David Bierk


David Charles Bierk, was a Canadian American realist painter known for working in the postmodern genre.

Early life

Childhood

Born in Appleton, Wisconsin to Glennon Bierk, and Doris Ruth Steenson; following his parents divorce Bierk moved with his mother to Lafayette, California.
Bierk said of his childhood, "We were plunked into an upper middle class neighbourhood before divorce was common, and she not only provided for me but also was my mother, father, teacher and friend. It was my uncle Spiros, though, who taught me - at an early age - what you might call the work ethic. I always worked, at least from the time I was in grade six or seven. Spiros owned a mayonnaise factory in San Francisco and I started working there, doing things like scraping the labels of returned mayonnaise bottles and scraping the mold from cheese - eight hour days in the summers from the time I was 12 or 13."

Early adulthood and education

Bierk graduated from high school in 1962 and joined the National Guard. Initially he studied at California College of Arts & Crafts,, Bierk dropped out after a year and half, and as he described it, "...I took off, hitchhiked across the country, ended up in Florida, and then caught a boat to the Bahamas....I got a job as librarian at...Mary Star of the Sea School, a Catholic grammar school, where I persuaded Sister Mary Alice to let me teach art as well."
Upon his return to California, Bierk was admitted to Humboldt State University where he earned a bachelor of arts 1969, and a master of fine arts in 1970.
Bierk's sister-in-law lived in Toronto, Canada, and in 1971 he immigrated there with his young family.

Career

Immigration and teaching

During the year that he lived in Toronto, Bierk immersed himself in the local cultural scene, which he described, "...I familiarized myself with the gallery scene...which struck me as vibrant, pioneering, and exploratory." Bierk migrated to Peterborough, Ontario in 1972 to take up a teaching position at Kenner Collegiate Vocational Institute, and later at Fleming College.

Artspace founding

Along with poet, Dennis Tourbin, Bierk founded and directed Artspace between 1974 and 1987, which was one of Canada's earliest artist operated art centers.
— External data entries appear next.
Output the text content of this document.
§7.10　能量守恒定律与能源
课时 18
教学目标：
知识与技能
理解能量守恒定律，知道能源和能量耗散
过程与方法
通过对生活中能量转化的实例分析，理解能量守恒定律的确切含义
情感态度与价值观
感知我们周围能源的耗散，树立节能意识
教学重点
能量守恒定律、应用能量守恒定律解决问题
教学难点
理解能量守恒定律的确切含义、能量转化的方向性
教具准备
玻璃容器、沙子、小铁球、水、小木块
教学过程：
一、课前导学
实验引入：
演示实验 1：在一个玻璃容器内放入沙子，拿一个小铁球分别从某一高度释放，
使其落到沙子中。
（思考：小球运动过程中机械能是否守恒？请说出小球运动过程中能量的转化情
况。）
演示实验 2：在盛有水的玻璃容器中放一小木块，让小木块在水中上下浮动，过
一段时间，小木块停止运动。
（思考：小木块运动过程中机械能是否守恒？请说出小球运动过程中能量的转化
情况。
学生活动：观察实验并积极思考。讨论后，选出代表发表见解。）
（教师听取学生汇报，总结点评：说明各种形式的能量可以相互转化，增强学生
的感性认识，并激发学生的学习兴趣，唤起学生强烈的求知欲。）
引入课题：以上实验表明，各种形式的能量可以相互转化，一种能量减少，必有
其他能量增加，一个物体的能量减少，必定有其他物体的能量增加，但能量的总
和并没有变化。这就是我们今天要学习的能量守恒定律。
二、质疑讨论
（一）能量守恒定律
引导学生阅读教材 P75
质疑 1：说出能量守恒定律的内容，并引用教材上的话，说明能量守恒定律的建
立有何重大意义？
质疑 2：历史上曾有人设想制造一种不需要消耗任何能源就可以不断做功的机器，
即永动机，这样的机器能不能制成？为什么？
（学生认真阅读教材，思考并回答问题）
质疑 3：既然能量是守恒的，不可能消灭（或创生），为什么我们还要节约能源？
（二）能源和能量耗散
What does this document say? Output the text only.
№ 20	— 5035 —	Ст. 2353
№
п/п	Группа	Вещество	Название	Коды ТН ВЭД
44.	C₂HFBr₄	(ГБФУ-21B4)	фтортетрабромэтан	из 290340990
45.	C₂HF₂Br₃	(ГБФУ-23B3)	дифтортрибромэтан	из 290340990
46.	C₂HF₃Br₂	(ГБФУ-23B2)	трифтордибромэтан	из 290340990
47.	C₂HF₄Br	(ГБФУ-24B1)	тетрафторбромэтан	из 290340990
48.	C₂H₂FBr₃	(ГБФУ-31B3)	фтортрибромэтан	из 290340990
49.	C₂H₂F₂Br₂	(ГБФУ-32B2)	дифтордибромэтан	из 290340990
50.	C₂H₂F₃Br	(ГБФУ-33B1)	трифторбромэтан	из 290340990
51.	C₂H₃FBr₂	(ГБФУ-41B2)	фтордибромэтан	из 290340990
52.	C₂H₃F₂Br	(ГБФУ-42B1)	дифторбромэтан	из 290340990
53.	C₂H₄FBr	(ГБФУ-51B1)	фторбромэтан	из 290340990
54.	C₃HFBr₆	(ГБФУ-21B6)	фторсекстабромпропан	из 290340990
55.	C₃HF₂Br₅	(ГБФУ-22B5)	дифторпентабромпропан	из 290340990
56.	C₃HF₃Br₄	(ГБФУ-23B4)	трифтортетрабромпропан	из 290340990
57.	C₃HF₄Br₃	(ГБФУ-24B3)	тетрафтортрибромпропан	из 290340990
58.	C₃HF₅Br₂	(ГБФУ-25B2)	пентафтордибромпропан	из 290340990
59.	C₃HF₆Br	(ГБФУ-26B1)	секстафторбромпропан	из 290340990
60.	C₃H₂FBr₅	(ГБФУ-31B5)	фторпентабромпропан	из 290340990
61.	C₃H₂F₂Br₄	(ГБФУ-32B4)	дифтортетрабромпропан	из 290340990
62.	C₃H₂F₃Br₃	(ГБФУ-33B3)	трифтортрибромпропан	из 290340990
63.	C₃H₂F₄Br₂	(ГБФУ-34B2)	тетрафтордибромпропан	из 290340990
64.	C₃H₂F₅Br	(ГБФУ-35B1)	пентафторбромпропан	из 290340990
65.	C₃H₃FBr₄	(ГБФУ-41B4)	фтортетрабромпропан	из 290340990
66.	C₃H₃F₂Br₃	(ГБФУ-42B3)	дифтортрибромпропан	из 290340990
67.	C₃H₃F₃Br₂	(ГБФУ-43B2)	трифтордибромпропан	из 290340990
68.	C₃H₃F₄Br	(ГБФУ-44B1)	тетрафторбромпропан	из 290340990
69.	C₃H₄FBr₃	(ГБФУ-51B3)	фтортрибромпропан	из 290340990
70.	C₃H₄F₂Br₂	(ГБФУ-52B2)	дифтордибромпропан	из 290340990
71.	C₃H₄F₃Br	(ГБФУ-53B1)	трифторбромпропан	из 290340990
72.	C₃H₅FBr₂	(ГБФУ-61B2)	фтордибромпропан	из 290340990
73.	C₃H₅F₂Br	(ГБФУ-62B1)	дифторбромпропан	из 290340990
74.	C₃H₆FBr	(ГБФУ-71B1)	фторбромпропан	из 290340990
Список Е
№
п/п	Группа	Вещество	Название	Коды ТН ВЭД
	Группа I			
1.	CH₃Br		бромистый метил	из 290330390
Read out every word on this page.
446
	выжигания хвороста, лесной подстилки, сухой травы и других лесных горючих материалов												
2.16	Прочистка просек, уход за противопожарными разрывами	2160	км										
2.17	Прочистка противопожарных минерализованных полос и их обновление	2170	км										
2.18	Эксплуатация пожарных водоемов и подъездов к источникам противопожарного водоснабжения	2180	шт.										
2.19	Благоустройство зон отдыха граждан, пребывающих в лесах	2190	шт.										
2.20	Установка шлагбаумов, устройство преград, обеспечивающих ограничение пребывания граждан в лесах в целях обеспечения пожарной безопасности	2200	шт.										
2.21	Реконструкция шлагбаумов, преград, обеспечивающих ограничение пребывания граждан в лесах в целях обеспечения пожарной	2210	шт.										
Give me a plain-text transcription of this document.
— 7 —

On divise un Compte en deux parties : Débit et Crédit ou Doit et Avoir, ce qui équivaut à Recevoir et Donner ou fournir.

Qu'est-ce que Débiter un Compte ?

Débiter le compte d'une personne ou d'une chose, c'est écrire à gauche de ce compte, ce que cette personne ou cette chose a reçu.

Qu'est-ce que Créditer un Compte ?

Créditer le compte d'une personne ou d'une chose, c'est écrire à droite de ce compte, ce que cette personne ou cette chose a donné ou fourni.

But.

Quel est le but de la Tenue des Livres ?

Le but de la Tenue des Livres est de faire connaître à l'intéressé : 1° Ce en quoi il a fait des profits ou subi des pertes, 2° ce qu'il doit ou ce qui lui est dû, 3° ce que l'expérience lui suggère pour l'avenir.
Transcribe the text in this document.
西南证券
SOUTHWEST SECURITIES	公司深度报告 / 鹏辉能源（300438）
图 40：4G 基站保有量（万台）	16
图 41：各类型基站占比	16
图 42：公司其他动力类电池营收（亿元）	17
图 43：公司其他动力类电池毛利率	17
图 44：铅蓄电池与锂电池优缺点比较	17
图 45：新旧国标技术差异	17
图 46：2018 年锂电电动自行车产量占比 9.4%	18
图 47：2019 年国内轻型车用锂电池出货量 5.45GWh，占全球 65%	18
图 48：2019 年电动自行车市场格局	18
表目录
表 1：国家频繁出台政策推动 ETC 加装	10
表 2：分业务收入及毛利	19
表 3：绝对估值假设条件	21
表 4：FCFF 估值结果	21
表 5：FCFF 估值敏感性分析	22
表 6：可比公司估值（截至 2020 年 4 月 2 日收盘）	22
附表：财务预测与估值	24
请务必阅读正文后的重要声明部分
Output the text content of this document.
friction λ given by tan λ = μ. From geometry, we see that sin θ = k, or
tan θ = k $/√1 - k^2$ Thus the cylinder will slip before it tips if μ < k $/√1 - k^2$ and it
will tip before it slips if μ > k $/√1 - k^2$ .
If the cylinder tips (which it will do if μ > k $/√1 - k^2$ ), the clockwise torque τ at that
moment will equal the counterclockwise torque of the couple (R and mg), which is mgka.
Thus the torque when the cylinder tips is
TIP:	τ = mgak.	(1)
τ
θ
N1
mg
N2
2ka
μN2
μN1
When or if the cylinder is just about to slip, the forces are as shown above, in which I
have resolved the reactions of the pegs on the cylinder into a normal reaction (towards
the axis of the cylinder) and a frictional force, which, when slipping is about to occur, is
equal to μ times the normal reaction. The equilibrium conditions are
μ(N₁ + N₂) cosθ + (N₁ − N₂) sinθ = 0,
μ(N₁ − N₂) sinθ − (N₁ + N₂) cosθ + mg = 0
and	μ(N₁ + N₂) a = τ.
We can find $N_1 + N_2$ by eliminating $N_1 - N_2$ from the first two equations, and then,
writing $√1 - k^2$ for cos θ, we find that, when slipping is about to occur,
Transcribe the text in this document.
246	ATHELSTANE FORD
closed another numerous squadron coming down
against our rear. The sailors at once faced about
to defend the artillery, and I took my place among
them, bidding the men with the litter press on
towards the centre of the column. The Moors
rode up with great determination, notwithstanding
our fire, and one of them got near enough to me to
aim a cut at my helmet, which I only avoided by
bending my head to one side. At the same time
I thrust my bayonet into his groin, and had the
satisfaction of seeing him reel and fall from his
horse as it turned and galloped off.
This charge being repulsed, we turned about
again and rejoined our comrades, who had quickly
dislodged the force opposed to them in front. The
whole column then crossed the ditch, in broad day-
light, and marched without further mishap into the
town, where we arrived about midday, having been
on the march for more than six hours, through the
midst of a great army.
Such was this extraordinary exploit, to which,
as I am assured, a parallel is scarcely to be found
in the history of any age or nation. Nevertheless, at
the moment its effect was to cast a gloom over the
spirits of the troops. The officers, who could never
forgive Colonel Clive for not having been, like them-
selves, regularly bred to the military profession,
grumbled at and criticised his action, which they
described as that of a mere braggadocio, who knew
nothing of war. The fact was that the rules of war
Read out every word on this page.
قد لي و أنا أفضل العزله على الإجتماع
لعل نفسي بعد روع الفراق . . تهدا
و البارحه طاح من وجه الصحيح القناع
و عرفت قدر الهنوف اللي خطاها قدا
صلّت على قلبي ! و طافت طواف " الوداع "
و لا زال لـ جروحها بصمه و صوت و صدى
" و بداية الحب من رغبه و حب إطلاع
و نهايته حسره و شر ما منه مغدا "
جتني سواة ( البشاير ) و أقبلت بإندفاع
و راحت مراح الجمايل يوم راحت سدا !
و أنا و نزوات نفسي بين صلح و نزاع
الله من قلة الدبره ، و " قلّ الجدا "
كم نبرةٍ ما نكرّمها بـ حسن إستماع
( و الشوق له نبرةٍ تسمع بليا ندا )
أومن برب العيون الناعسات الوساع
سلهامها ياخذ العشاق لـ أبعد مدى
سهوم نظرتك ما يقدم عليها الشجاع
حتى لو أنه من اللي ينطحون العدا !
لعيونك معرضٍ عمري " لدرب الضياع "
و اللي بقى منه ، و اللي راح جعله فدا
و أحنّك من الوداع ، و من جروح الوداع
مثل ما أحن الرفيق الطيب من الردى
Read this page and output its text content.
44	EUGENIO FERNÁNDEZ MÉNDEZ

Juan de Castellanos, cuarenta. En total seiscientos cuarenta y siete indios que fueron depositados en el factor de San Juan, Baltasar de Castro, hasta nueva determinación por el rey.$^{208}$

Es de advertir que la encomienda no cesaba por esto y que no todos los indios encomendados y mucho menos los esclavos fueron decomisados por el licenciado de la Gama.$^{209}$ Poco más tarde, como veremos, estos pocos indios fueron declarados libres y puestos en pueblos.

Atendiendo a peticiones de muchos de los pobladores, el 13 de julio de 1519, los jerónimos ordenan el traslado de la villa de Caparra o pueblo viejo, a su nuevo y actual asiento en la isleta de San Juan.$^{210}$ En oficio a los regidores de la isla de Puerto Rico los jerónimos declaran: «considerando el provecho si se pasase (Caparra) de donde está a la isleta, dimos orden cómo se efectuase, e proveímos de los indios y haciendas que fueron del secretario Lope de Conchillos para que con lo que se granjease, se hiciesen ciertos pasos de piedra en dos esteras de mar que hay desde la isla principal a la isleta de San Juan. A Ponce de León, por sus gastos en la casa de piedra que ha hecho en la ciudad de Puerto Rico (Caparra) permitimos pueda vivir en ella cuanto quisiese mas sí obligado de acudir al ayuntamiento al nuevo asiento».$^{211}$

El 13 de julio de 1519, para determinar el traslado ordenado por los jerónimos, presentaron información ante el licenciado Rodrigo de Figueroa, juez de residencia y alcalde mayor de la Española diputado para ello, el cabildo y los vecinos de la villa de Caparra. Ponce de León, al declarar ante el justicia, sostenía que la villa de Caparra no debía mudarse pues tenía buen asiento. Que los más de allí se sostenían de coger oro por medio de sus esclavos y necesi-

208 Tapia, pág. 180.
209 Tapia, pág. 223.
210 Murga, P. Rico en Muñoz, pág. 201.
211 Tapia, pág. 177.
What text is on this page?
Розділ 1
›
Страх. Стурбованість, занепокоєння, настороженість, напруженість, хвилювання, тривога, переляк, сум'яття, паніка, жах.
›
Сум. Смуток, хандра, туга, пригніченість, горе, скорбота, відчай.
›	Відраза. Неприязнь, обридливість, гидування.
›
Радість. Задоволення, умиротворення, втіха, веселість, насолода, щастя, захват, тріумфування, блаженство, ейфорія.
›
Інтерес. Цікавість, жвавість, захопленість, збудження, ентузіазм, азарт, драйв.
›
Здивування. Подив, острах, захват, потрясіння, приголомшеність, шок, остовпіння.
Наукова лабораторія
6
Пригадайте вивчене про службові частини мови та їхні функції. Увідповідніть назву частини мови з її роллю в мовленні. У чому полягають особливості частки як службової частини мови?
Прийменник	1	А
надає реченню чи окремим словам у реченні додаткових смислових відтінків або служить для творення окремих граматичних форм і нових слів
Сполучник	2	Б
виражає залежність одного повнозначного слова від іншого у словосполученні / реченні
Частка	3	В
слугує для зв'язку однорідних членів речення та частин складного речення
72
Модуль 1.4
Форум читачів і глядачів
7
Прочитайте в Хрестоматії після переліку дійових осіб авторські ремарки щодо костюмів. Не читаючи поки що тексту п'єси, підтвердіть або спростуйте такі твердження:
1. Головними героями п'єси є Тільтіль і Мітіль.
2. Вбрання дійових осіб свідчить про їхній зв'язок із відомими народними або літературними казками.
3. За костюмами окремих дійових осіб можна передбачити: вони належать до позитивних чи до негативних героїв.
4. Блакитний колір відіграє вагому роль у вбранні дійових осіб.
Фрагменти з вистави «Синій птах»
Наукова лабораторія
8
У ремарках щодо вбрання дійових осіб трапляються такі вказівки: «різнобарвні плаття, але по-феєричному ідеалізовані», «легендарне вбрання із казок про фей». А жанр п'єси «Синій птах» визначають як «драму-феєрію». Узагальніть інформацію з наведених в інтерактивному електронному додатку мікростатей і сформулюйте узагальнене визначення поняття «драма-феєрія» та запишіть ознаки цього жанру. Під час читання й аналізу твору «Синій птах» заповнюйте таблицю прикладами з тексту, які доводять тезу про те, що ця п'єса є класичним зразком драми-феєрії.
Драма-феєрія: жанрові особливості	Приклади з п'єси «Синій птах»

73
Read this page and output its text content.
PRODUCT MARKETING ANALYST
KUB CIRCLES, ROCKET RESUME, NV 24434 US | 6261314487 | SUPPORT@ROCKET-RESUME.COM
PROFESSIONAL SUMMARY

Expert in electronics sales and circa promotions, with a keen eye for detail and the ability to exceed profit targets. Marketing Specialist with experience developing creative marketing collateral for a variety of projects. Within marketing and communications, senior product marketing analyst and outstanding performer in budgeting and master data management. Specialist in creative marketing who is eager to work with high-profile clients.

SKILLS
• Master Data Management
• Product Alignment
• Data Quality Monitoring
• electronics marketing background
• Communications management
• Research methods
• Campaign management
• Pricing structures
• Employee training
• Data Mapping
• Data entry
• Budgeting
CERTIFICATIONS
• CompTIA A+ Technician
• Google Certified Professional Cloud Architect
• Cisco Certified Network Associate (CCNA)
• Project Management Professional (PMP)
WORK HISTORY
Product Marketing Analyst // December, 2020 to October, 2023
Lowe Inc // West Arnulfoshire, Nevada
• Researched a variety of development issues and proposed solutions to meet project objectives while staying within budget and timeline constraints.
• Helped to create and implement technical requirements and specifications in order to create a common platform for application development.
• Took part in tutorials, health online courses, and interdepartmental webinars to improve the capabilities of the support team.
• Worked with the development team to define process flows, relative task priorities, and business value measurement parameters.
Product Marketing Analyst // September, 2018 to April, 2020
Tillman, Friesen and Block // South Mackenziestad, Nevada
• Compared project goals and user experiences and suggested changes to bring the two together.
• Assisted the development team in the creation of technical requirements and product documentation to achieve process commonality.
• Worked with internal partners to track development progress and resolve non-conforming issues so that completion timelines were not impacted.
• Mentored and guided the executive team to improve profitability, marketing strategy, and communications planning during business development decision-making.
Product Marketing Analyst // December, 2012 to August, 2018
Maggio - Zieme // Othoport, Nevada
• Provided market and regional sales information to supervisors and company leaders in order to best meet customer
Critical reception and analysis

In a June 2001 Art in America review, critic Jonathan Goodman wrote, "Bierk quotes from the past not so much to critique current art as to reinterpret a way of seeing that he associates with artists as disparate as Vermeer, Eakins, Ingres, Manet and Fantin-Latour.... accomplishes this particularly well when he starkly juxtaposes two or three of his eclectic art-historical references within a single work." Noting the work's "virtuoso" technical quality, Goodman also observes that Bierk's "marvelously romantic" landscape paintings are, unlike these referential paintings, invented images, rather than appropriated or copied from masterworks. Both Goodman's review and Bierk's 2002 New York Times obituary note that Bierk used framing to call attention, in a way that is pointedly "postmodern", to the historical disjunction between the evoked masterworks and the contemporary cultural environment: "He painted copies of works by artists like Vermeer or the Hudson River School painter Frederic Edwin Church, for example, and framed them within broad steel panels, setting up a tension between humanism and old masterly craft on the one hand, and Modernist abstraction and industrial fabrication on the other."

Public collections

Marriages and children

Bierk became Canadian citizen in 1978. Bierk married Kathleen Mae Hunter in Freeport, Bahamas in 1967. Following his divorce from Hunter, Bierk married Elizabeth Lovett Aimers at Abercorn, Quebec in 1980. Bierk had eight children, Sebastian Bach, the former lead singer for the rock group Skid Row; Zac Bierk, a Canadian ice hockey player; Heather Dylan, a Canadian actress; Lisa Hare; Alexander Bierk; Jeffrey Bierk; Nicholas Bierk; and Charles Bierk.

Death

Bierk died in Peterborough, Ontario in August 2002, aged 57, from pneumonia related to ongoing leukemia.